Mit dem neuen Wehrdienstmodell, das Anfang Dezember vom Bundestag verabschiedet werden soll, würden neben Männern auch Frauen einen Fragebogen für den Wehrdienst erhalten. Frauen müssten auf die Benachrichtigung allerdings nicht antworten, dennoch könnten so mehr Frauen dazu verleitet werden, in den Dienst einzutreten.
Katharina selbst steht der Wehrpflicht kritisch gegenüber. Statt junge Menschen zu zwingen, sollte die Bundeswehr eher ihr Konzept überarbeiten und so attraktiver werden, erklärt sie.
Altes Leiden macht den Traum zunichte
Auch von den Vorurteilen über Waffennarren oder Kriegsfanatikern bei der Bundeswehr lässt Katharina sich nicht beirren. "Wenn man jemandem erzählt, dass man zur Bundeswehr will, denken wirklich viele, dass du gleich in den Krieg ziehen oder den nächstbesten Nachbarn erschießen willst, obwohl das gar nicht so ist."

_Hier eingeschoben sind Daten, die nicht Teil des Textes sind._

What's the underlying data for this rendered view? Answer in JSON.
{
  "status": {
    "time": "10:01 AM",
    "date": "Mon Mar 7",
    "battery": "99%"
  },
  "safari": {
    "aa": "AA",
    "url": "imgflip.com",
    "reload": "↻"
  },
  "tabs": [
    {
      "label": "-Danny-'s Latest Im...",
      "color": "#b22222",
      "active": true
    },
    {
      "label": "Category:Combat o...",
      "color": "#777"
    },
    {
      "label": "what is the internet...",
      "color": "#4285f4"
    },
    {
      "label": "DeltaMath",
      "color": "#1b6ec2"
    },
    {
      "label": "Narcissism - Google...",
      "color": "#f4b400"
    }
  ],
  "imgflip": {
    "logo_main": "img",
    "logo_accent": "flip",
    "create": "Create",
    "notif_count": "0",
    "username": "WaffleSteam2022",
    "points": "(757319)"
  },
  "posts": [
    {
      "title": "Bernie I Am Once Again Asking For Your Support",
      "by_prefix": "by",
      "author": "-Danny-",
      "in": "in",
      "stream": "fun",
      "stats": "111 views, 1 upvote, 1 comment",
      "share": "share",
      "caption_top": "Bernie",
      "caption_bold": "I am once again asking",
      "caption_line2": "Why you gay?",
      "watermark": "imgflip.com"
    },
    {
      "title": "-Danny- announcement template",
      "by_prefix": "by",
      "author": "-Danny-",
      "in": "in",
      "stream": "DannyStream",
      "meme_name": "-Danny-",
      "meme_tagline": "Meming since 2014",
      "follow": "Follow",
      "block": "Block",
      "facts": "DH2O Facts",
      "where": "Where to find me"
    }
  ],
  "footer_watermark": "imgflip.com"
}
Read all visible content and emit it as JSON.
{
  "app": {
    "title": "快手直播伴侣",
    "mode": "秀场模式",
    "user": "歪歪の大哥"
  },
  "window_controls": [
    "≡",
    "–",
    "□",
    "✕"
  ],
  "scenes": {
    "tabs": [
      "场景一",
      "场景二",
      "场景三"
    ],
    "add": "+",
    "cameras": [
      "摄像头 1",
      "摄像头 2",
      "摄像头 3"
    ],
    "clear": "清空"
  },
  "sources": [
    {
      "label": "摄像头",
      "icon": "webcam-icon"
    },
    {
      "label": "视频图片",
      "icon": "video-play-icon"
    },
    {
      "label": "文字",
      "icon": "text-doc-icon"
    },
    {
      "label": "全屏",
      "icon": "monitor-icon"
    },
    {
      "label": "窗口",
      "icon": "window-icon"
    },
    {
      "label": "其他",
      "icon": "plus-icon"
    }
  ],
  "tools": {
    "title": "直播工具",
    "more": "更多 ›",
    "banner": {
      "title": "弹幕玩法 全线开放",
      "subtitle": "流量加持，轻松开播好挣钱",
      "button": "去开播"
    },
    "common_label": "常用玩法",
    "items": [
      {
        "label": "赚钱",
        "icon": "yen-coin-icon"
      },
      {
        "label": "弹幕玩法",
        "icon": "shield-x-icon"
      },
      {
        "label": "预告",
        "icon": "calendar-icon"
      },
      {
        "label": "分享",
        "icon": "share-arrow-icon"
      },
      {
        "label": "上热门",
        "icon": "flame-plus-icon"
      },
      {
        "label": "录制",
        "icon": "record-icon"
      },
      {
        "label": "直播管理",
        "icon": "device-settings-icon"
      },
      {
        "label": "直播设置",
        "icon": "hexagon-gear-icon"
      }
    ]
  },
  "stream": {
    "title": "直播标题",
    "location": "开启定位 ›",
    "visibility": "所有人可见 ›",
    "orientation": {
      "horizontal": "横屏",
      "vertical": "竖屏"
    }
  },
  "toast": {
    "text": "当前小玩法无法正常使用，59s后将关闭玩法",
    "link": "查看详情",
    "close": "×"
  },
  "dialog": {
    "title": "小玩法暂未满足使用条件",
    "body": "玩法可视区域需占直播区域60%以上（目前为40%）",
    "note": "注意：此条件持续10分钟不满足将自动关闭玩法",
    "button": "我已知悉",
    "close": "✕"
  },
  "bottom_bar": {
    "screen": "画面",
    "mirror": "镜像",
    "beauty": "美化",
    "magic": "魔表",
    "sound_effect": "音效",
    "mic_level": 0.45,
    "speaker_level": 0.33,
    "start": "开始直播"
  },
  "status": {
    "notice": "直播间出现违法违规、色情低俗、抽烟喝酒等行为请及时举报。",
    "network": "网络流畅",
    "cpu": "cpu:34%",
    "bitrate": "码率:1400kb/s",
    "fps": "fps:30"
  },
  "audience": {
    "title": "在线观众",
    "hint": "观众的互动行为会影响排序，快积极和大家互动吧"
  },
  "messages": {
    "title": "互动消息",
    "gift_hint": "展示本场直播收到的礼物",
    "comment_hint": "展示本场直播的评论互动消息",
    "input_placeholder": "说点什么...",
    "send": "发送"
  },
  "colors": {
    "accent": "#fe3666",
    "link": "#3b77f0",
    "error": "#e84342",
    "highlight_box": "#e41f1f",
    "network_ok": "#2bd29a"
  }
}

Gewalt ist für sie "wirklich die letzte Option". Das hätte sie auch beim Karate schon gelernt. An die Waffe würde sie sich trotzdem trauen. "Im schlimmsten Fall muss man jemanden erschießen, aber das muss man auch bei der Polizei."
Ihr Traum, Gebirgsjägerin bei der Bundeswehr zu werden, platzte am Ende allerdings. Wegen einer Krankheit, die Katharina vor etwa zehn Jahren hatte, wird sie für dienstuntauglich erklärt. Viele Berufszweige wären außerdem weggefallen, weil sie nicht riechen kann. "Wenn Soldaten gesucht werden, sollte das System aktualisiert werden", kritisiert Katharina.
Glücklich ist sie heute trotzdem. Mittlerweile macht sie eine Ausbildung zur Einzelhandelskauffrau.